This post was written by Trey Smith, the Library of Congress 2015-16 Science Teacher in Residence.
From atoms to cells, organisms to ecosystems, and Earth’s systems to galaxies, scientists study and make sense of objects and phenomena of all shapes and sizes. Primary sources can serve as starting points for students to explore the ways in which scientists study and communicate about things and events, large and small.
Introduce concepts related to size, scale, and scientific communication with items from the Library’s new primary source set on Scientific Data: Observing, Recording, and Communicating Information. (There is also a new interactive ebook version of this set.)
Texts in the set include:
- descriptions from Aristarchus about the positions of the Earth, moon, and Sun;
- drawings by Robert Hooke of cells as he saw them with a microscope;
- comparisons made by John Dalton of the relative sizes of atoms and molecules;
- diagrams by Sir Isaac Newton about the behavior of light; and
- data tables assembled by Ellen H. Swallow Richards detailing the pollution of water systems over time.
Ask students to order the texts according to the sizes of the objects and phenomena featured. After students discuss and agree upon relative sizes, facilitate analysis of each item using the Library’s Primary Source Analysis Tool:
- What tools might a scientist have needed to study the object or phenomenon shown?
- What clues, if any, does each document provide about size and scale?
Next, provide each student with bibliographic information about an item in the set. Support students in consulting secondary sources about the author and history of the scientific ideas in their document. Students might uncover stories about new ways of seeing—in terms of both tools and paradigms—and scientifically describing phenomena. Create opportunities for students to share and compare their findings.
Facilitate further student investigations:
- What tools and methods do scientists use today to study things large or small?
- What are the actual sizes—in terms of distance, mass, or time—of the things or events shown in each primary source? And across each document, how do these sizes compare?

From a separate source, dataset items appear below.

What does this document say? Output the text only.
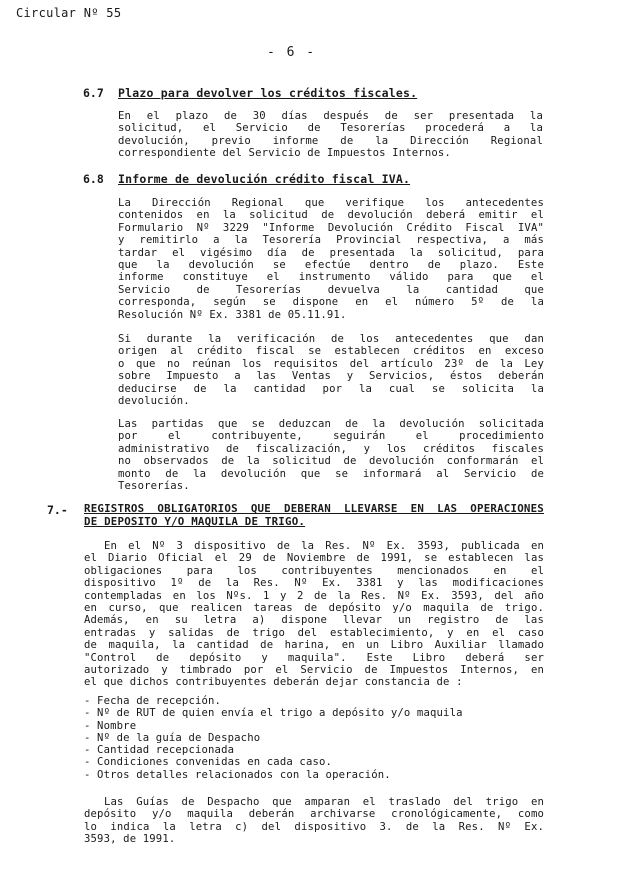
Circular Nº 55
- 6 -
6.7 Plazo para devolver los créditos fiscales.
En el plazo de 30 días después de ser presentada la
solicitud, el Servicio de Tesorerías procederá a la
devolución, previo informe de la Dirección Regional
correspondiente del Servicio de Impuestos Internos.
6.8 Informe de devolución crédito fiscal IVA.
La Dirección Regional que verifique los antecedentes
contenidos en la solicitud de devolución deberá emitir el
Formulario Nº 3229 "Informe Devolución Crédito Fiscal IVA"
y remitirlo a la Tesorería Provincial respectiva, a más
tardar el vigésimo día de presentada la solicitud, para
que la devolución se efectúe dentro de plazo. Este
informe constituye el instrumento válido para que el
Servicio de Tesorerías devuelva la cantidad que
corresponda, según se dispone en el número 5º de la
Resolución Nº Ex. 3381 de 05.11.91.
Si durante la verificación de los antecedentes que dan
origen al crédito fiscal se establecen créditos en exceso
o que no reúnan los requisitos del artículo 23º de la Ley
sobre Impuesto a las Ventas y Servicios, éstos deberán
deducirse de la cantidad por la cual se solicita la
devolución.
Las partidas que se deduzcan de la devolución solicitada
por el contribuyente, seguirán el procedimiento
administrativo de fiscalización, y los créditos fiscales
no observados de la solicitud de devolución conformarán el
monto de la devolución que se informará al Servicio de
Tesorerías.
7.- REGISTROS OBLIGATORIOS QUE DEBERAN LLEVARSE EN LAS OPERACIONES
DE DEPOSITO Y/O MAQUILA DE TRIGO.
En el Nº 3 dispositivo de la Res. Nº Ex. 3593, publicada en
el Diario Oficial el 29 de Noviembre de 1991, se establecen las
obligaciones para los contribuyentes mencionados en el
dispositivo 1º de la Res. Nº Ex. 3381 y las modificaciones
contempladas en los Nºs. 1 y 2 de la Res. Nº Ex. 3593, del año
en curso, que realicen tareas de depósito y/o maquila de trigo.
Además, en su letra a) dispone llevar un registro de las
entradas y salidas de trigo del establecimiento, y en el caso
de maquila, la cantidad de harina, en un Libro Auxiliar llamado
"Control de depósito y maquila". Este Libro deberá ser
autorizado y timbrado por el Servicio de Impuestos Internos, en
el que dichos contribuyentes deberán dejar constancia de :
- Fecha de recepción.
- Nº de RUT de quien envía el trigo a depósito y/o maquila
- Nombre
- Nº de la guía de Despacho
- Cantidad recepcionada
- Condiciones convenidas en cada caso.
- Otros detalles relacionados con la operación.
Las Guías de Despacho que amparan el traslado del trigo en
depósito y/o maquila deberán archivarse cronológicamente, como
lo indica la letra c) del dispositivo 3. de la Res. Nº Ex.
3593, de 1991.
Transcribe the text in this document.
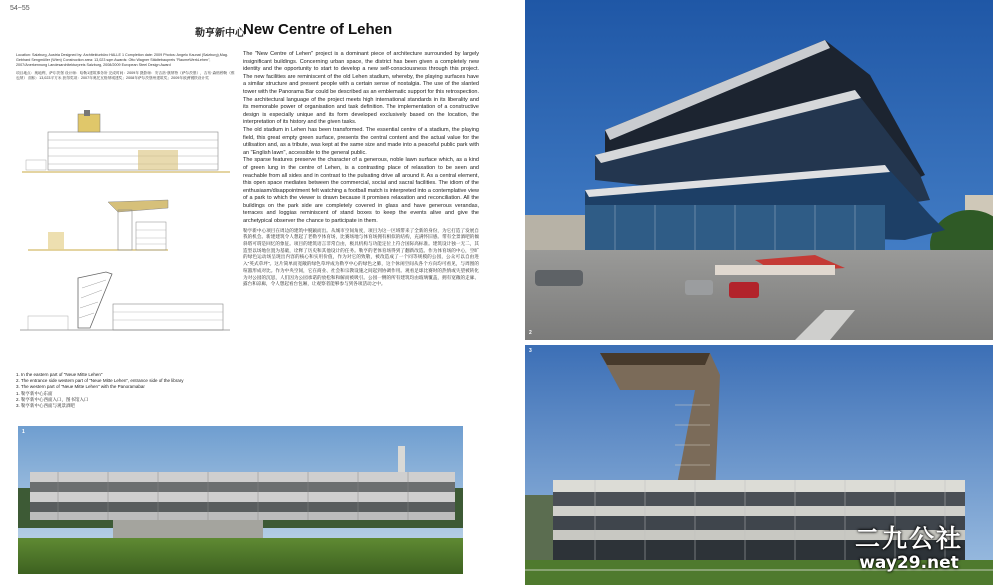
54~55
勒亨新中心
New Centre of Lehen
Location: Salzburg, Austria Designed by: Architekturbüro HALLE 1 Completion date: 2009 Photos: Angelo Kaunat (Salzburg),Mag. Gebhard Sengmüller (Wien) Construction area: 13,023 sqm Awards: Otto Wagner Städtebaupreis "RaumeWerkLehen", 2007/Anerkennung Landesarchitekturpreis Salzburg, 2008/2009 European Steel Design Award
项目地点：奥地利，萨尔茨堡 设计师：哈勒1建筑事务所 完成时间：2009年 摄影师：安吉洛·康纳特（萨尔茨堡），吉布·森格穆勒（维也纳） 面积：13,023平方米 获得奖项：2007年奥托瓦格纳城建奖；2008年萨尔茨堡州建筑奖；2009年欧洲钢铁设计奖

The "New Centre of Lehen" project is a dominant piece of architecture surrounded by largely insignificant buildings. Concerning urban space, the district has been given a completely new identity and the opportunity to start to develop a new self-consciousness through this project. The new facilities are reminiscent of the old Lehen stadium, whereby, the playing surfaces have a similar structure and present people with a certain sense of nostalgia. The use of the slanted tower with the Panorama Bar could be described as an emblematic support for this retrospection.

The architectural language of the project meets high international standards in its liberality and its memorable power of organisation and task definition. The implementation of a constructive design is especially unique and its form developed exclusively based on the location, the interpretation of its history and the given tasks.

The old stadium in Lehen has been transformed. The essential centre of a stadium, the playing field, this great empty green surface, presents the central content and the actual value for the utilisation and, as a tribute, was kept at the same size and made into a peaceful public park with an "English lawn", accessible to the general public.

The sparse features preserve the character of a generous, noble lawn surface which, as a kind of green lung in the centre of Lehen, is a contrasting place of relaxation to be seen and reachable from all sides and in contrast to the pulsating drive all around it. As a central element, this open space mediates between the commercial, social and sacral facilities. The idiom of the enthusiasm/disappointment felt watching a football match is interpreted into a contemplative view of a park to which the viewer is drawn because it promises relaxation and reconciliation. All the buildings on the park side are completely covered in glass and have generous verandas, terraces and loggias reminiscent of stand boxes to keep the events alive and give the archetypical observer the chance to participate in them.

勒亨新中心项目在周边的建筑中脱颖而出。从城市空间角度，项目为这一区域带来了全新的身份，为它打造了发展自我的机会。新建建筑令人想起了老勒亨体育场，比赛场地与体育场拥有相似的结构，充满怀旧感。带有全景酒吧的倾斜塔可谓是回忆的象征。项目的建筑语言非常自由，极具机构与功能定位上符合国际高标准。建筑设计独一无二，其造型以场地位置为基础，诠释了历史和其他设计的任务。勒亨的老体育场得到了翻新改造。作为体育场的中心，空旷的绿色运动场呈现出内容的核心和实用价值，作为对它的致敬，被改造成了一个同等规模的公园，公众可以自由进入"英式草坪"。这片简单而宽敞的绿色草坪成为勒亨中心的绿色之肺，这个休闲空间从各个方向均可看见，与周围的喧嚣形成对比。作为中央空间，它在商业、社会和宗教设施之间起到协调作用。观看足球比赛时的热情或失望被转化为对公园的沉思，人们因为公园承诺的放松和和解而被吸引。公园一侧的所有建筑均由玻璃覆盖，拥有宽敞的走廊、露台和凉廊，令人想起看台包厢，让观察者能够参与到各项活动之中。

1. In the eastern part of "Neue Mitte Lehen"
2. The entrance side western part of "Neue Mitte Lehen", entrance side of the library
3. The western part of "Neue Mitte Lehen" with the Panoramabar
1. 勒亨新中心东面
2. 勒亨新中心西面入口，图书馆入口
3. 勒亨新中心西面与观景酒吧
1
2
3
二九公社
way29.net
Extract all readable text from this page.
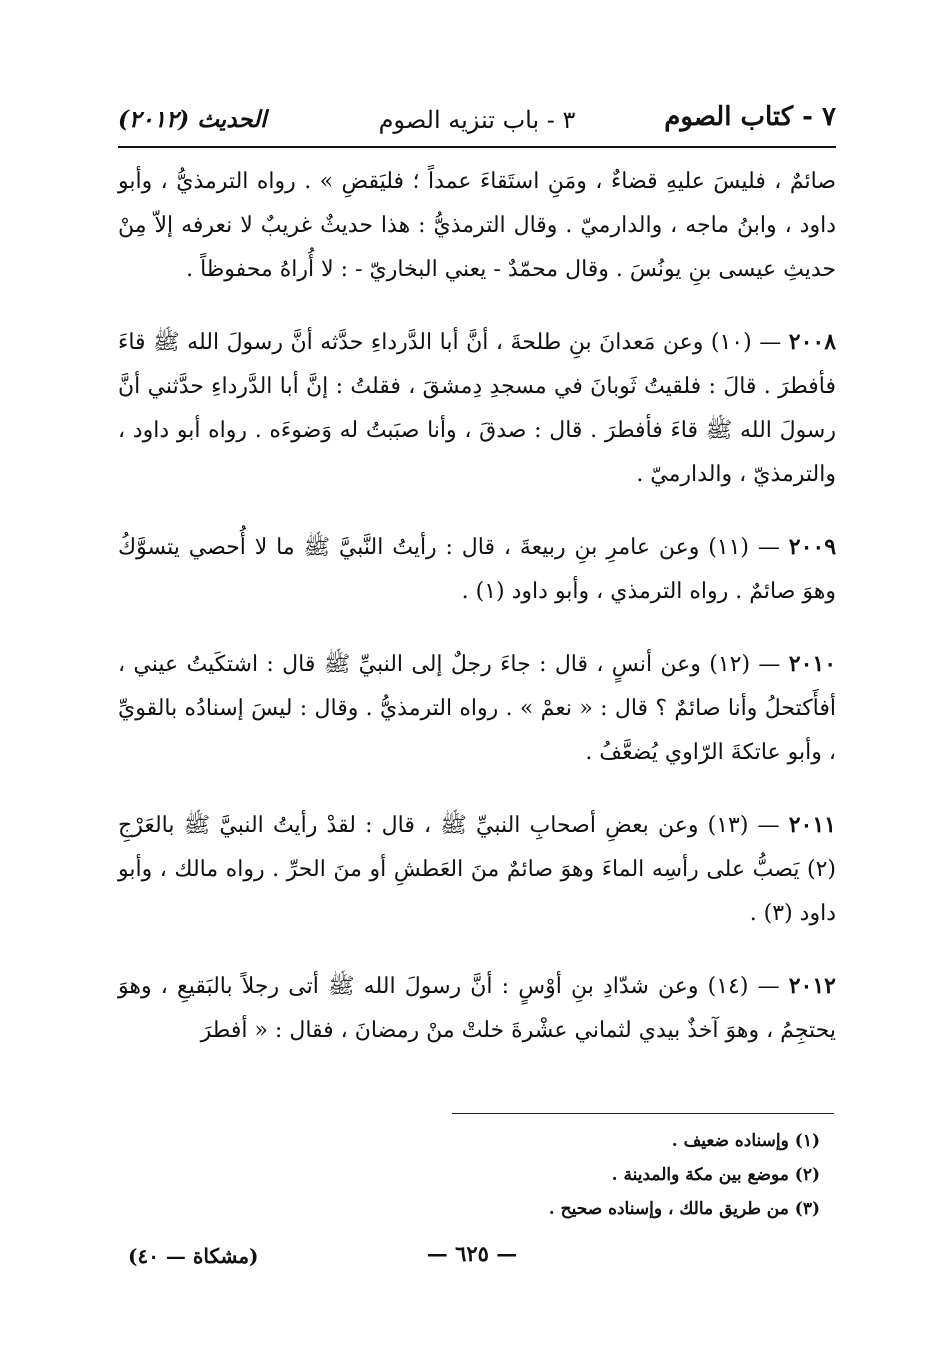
٧ - كتاب الصوم
٣ - باب تنزيه الصوم
الحديث (٢٠١٢)

صائمٌ ، فليسَ عليهِ قضاءٌ ، ومَنِ استَقاءَ عمداً ؛ فليَقضِ » . رواه الترمذيُّ ، وأبو داود ، وابنُ ماجه ، والدارميّ . وقال الترمذيُّ : هذا حديثٌ غريبٌ لا نعرفه إلاّ مِنْ حديثِ عيسى بنِ يونُسَ . وقال محمّدٌ - يعني البخاريّ - : لا أُراهُ محفوظاً .

٢٠٠٨ — (١٠) وعن مَعدانَ بنِ طلحةَ ، أنَّ أبا الدَّرداءِ حدَّثه أنَّ رسولَ الله ﷺ قاءَ فأفطرَ . قالَ : فلقيتُ ثَوبانَ في مسجدِ دِمشقَ ، فقلتُ : إنَّ أبا الدَّرداءِ حدَّثني أنَّ رسولَ الله ﷺ قاءَ فأفطرَ . قال : صدقَ ، وأنا صبَبتُ له وَضوءَه . رواه أبو داود ، والترمذيّ ، والدارميّ .

٢٠٠٩ — (١١) وعن عامرِ بنِ ربيعةَ ، قال : رأيتُ النَّبيَّ ﷺ ما لا أُحصي يتسوَّكُ وهوَ صائمٌ . رواه الترمذي ، وأبو داود (١) .

٢٠١٠ — (١٢) وعن أنسٍ ، قال : جاءَ رجلٌ إلى النبيِّ ﷺ قال : اشتكَيتُ عيني ، أفأَكتحلُ وأنا صائمٌ ؟ قال : « نعمْ » . رواه الترمذيُّ . وقال : ليسَ إسنادُه بالقويِّ ، وأبو عاتكةَ الرّاوي يُضعَّفُ .

٢٠١١ — (١٣) وعن بعضِ أصحابِ النبيِّ ﷺ ، قال : لقدْ رأيتُ النبيَّ ﷺ بالعَرْجِ (٢) يَصبُّ على رأسِه الماءَ وهوَ صائمٌ منَ العَطشِ أو منَ الحرِّ . رواه مالك ، وأبو داود (٣) .

٢٠١٢ — (١٤) وعن شدّادِ بنِ أوْسٍ : أنَّ رسولَ الله ﷺ أتى رجلاً بالبَقيعِ ، وهوَ يحتجِمُ ، وهوَ آخذٌ بيدي لثماني عشْرةَ خلتْ منْ رمضانَ ، فقال : « أفطرَ

(١) وإسناده ضعيف .
(٢) موضع بين مكة والمدينة .
(٣) من طريق مالك ، وإسناده صحيح .
— ٦٢٥ —
(مشكاة — ٤٠)
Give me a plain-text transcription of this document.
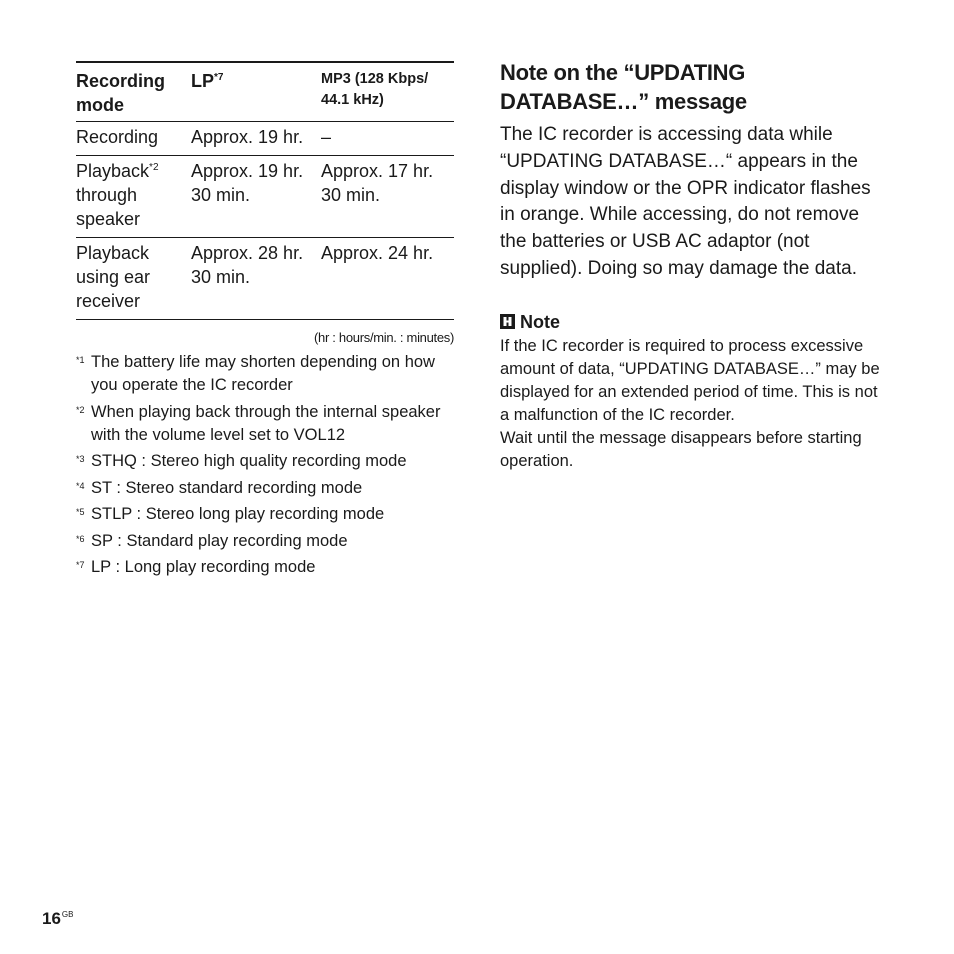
Recording mode	LP$^{*7}$	MP3 (128 Kbps/ 44.1 kHz)
Recording	Approx. 19 hr.	–
Playback$^{*2}$ through speaker	Approx. 19 hr. 30 min.	Approx. 17 hr. 30 min.
Playback using ear receiver	Approx. 28 hr. 30 min.	Approx. 24 hr.
(hr : hours/min. : minutes)
*1 The battery life may shorten depending on how you operate the IC recorder
*2 When playing back through the internal speaker with the volume level set to VOL12
*3 STHQ : Stereo high quality recording mode
*4 ST : Stereo standard recording mode
*5 STLP : Stereo long play recording mode
*6 SP : Standard play recording mode
*7 LP : Long play recording mode
Note on the “UPDATING DATABASE…” message

The IC recorder is accessing data while “UPDATING DATABASE…“ appears in the display window or the OPR indicator flashes in orange. While accessing, do not remove the batteries or USB AC adaptor (not supplied). Doing so may damage the data.

Note

If the IC recorder is required to process excessive amount of data, “UPDATING DATABASE…” may be displayed for an extended period of time. This is not a malfunction of the IC recorder.

Wait until the message disappears before starting operation.

$16^{GB}$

Scientific texts often make visible objects and phenomena that are otherwise difficult to see or understand. Each item in this set is a two-dimensional model that may simultaneously reveal and disguise differences in size, speed, and proportion. Compare the geological map of the U.S. showing rock layers that formed over hundreds of millions of years with Eadweard Muybridge’s photographs of animal motion captured at fractions of a second. Both documents can be held in human hands but depict changes over time that cannot be directly observed by humans.
- How do scientific models convey senses of time?
- What misconceptions about time might scientific documents reinforce?
- What other kinds of models do scientists create? Why are other models useful?
Beyond the dimensions of the objects and phenomena depicted, there is something powerful about studying scientific texts that have historical significance and that reveal how human thinking has changed over time.
What other scientific primary sources, both historical and modern, might students explore alongside the items in this set?